Edward Behr is the publisher and one of the main writers of The Art of Eating, a really fine cooking and food magazine that comes out four times a year. A of E, which is ad-free, has in-depth articles about food and wine from around the world, sometimes common, sometimes very esoteric. For example, the Spring 2011 number included articles on Bordeaux cannelés (one of my favorite pastries), crème Anglaise, brioche, biscotti di prato, Normandy farm-made cider and making baklava in Gaziantep, Turkey, among others.

In commemoration of A of E's 25th anniversary, Behr has published a cookbook entitled The Art of Eating Cookbook: Essential Recipes from the First 25 Years. The book contains many traditional recipes that you will never make (marinated mackerel and sweet-and-sour sardines, for example, in my case) and many that you might. But the real strength of the book, as of the magazine, is in the scholarly approach it takes with respect to all the recipes, carefully explaining the choices made, describing the different traditions and options available, and giving other interesting facts. This is a book to be read as much as it is a cooking manual.

I am probably never going to make far aux choux (cabbage pudding), but what a pleasure to read his introduction!

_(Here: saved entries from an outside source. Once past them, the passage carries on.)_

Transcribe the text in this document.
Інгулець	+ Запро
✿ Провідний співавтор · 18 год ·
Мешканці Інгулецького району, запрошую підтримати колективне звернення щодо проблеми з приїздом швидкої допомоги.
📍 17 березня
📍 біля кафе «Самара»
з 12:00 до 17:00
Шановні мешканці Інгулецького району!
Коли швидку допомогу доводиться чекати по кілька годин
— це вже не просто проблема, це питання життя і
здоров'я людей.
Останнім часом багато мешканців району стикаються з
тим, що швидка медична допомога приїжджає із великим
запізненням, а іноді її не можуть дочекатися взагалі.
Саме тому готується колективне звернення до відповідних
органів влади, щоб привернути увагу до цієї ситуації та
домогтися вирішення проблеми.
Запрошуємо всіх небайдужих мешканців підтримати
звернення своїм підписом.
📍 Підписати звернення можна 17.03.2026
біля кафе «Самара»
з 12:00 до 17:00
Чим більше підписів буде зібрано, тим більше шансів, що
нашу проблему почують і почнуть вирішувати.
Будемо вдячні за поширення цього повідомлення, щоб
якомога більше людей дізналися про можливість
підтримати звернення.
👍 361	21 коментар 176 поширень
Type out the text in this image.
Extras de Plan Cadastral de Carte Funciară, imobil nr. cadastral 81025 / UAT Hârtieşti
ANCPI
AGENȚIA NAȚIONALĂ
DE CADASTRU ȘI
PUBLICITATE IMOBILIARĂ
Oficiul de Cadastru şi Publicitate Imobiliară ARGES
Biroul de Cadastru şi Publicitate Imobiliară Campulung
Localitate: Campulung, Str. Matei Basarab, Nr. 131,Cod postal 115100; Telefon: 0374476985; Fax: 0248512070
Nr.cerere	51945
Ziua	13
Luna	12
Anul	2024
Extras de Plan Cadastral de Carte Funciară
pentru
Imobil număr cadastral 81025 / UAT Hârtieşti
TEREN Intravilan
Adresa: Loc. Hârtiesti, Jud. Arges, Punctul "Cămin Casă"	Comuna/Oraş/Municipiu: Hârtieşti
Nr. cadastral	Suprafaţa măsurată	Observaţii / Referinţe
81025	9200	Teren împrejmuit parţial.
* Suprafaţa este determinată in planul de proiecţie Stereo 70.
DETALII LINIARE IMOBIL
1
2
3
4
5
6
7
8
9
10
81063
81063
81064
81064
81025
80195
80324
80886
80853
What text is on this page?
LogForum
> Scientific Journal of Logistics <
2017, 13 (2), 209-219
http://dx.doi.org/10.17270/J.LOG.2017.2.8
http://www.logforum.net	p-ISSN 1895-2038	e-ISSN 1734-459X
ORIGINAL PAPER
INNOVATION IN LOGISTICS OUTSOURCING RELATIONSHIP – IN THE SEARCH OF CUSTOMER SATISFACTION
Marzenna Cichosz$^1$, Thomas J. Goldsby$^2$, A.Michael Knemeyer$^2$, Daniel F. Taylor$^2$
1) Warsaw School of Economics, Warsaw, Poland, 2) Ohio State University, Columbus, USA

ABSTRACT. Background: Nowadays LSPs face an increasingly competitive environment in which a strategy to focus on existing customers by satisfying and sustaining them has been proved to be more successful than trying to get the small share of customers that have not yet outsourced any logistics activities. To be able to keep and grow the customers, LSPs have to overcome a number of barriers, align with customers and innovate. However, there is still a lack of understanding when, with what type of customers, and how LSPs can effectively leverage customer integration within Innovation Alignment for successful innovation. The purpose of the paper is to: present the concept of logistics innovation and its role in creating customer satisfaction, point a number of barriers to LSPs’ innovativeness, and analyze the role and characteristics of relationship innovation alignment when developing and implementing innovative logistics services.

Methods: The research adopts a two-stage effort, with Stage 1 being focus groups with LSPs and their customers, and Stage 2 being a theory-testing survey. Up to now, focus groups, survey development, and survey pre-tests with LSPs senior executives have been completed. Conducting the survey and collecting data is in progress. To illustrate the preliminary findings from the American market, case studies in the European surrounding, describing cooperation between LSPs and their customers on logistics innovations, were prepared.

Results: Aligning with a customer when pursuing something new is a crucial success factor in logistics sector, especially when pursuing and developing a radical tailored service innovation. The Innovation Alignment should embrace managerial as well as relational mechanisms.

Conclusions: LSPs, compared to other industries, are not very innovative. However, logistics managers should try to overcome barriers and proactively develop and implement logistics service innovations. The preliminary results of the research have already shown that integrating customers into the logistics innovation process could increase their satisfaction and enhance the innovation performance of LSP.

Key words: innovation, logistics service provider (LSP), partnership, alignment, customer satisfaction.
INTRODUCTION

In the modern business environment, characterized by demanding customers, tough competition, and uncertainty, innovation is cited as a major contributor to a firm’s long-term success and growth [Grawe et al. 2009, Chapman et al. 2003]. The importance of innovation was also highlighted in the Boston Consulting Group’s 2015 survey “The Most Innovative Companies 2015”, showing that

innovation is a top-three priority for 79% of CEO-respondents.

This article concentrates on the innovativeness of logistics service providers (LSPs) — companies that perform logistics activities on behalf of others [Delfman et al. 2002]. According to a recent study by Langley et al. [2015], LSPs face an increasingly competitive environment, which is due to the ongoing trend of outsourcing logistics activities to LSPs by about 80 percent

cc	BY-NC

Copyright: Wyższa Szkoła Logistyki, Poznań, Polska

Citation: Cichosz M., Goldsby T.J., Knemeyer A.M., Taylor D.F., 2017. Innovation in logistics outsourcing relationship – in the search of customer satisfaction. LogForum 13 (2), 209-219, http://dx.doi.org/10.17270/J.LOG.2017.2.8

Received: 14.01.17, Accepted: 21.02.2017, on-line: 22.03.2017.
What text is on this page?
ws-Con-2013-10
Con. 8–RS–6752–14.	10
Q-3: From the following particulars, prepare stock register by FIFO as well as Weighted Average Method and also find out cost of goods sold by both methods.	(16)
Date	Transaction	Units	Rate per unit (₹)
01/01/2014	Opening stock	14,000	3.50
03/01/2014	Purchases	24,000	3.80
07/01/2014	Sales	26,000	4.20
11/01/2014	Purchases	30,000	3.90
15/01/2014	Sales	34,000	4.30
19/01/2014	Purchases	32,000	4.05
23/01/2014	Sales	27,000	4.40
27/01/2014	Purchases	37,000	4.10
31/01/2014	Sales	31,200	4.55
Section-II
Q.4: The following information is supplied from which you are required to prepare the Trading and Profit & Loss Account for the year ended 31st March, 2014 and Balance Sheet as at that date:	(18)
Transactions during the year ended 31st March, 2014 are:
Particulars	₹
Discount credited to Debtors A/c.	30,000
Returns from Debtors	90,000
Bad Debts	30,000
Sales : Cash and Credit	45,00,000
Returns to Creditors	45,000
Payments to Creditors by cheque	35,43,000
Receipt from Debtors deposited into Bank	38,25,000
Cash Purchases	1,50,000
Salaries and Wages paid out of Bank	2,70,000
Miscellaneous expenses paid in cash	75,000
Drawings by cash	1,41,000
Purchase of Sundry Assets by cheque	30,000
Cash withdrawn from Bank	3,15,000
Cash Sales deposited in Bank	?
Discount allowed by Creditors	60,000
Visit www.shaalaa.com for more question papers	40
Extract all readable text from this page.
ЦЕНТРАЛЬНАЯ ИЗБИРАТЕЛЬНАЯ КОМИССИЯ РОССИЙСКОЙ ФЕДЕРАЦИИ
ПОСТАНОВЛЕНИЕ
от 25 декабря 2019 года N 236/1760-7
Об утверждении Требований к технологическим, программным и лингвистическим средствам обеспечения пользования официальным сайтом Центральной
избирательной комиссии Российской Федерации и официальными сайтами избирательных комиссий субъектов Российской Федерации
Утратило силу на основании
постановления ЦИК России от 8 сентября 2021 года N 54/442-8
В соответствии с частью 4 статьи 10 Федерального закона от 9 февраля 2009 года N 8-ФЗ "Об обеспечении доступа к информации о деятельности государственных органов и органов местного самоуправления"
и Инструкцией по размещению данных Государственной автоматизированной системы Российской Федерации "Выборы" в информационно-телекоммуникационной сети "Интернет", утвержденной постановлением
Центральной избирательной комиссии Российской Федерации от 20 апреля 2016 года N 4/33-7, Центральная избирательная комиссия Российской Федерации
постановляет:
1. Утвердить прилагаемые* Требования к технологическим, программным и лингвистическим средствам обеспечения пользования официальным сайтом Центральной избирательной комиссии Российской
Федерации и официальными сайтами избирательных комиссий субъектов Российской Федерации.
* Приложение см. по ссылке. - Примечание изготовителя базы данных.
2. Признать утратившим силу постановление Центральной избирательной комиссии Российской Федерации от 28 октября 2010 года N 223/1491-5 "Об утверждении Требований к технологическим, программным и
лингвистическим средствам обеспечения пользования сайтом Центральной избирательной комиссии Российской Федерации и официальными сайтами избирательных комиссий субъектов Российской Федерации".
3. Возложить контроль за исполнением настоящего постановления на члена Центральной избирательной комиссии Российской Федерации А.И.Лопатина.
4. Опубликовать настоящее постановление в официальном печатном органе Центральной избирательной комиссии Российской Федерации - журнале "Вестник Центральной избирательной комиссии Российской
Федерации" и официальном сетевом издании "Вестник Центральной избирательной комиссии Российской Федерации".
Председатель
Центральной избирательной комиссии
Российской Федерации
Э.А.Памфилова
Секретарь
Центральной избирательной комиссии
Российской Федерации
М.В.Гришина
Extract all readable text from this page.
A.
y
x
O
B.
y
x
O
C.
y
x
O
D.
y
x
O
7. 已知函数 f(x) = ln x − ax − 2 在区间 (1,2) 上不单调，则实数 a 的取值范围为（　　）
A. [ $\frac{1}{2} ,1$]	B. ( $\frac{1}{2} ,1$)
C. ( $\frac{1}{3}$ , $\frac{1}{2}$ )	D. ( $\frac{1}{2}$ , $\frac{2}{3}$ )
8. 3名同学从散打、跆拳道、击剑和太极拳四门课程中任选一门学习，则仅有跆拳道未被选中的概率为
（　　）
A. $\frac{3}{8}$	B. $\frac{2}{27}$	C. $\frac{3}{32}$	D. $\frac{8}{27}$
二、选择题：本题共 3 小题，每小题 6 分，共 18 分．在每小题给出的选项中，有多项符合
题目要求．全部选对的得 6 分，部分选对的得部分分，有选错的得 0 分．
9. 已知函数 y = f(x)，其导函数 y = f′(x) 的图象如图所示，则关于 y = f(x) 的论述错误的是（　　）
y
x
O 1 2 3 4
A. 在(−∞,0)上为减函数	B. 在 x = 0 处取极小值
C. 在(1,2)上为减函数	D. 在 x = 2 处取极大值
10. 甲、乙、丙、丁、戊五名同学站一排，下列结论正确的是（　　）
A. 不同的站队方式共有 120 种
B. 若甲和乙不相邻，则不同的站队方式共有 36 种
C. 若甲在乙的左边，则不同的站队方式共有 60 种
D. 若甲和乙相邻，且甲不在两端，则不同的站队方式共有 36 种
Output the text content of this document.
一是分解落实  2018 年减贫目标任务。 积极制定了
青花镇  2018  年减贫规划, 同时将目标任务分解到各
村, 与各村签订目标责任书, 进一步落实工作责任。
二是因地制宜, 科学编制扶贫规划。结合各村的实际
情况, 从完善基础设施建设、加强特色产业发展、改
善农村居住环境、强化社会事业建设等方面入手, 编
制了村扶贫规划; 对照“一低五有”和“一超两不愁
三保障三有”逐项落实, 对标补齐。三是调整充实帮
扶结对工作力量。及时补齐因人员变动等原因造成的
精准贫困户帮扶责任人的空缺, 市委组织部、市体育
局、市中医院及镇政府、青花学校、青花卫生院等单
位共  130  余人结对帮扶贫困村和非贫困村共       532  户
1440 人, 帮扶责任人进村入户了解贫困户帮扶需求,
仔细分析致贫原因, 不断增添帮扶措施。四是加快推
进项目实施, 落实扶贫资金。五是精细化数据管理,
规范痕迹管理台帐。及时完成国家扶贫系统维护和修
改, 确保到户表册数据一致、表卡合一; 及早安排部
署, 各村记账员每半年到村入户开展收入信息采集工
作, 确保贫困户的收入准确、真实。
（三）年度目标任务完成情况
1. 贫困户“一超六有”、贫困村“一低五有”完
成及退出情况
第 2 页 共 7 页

The batter for this rustic pudding, from the Quercy in southwest France, is essentially the same as that for crepes, clafoutis, popovers, and Yorkshire pudding. Similar dishes are made in other French regions from other vegetables as well as fruits. When made without goose or duck fat, far au choux loses its regional reference and tastes much less interesting. Best of all is fat from a garlicky goose or duck confit. The far should be crisp-edged and tender -- not at all stodgy. A lighter consistency comes from Savoy cabbage, whose heads are, as the cook and gardener Barbara Damrosch describes them, "ruffled and crinkly," with an "elegant" texture and a flavor "so much more delicate that that of the firm-headed types." The leaves are thinner and the heads looser than with regular cabbage, and the Savoy varieties don't keep as well, but their taste is sweeter and milder, less sulfurous when overcooked, faster cooking and more tender. It is Damrosch's favorite kind, and the favorite of many cooks.
Get this book. If it's not for you, give it to a foodie friend.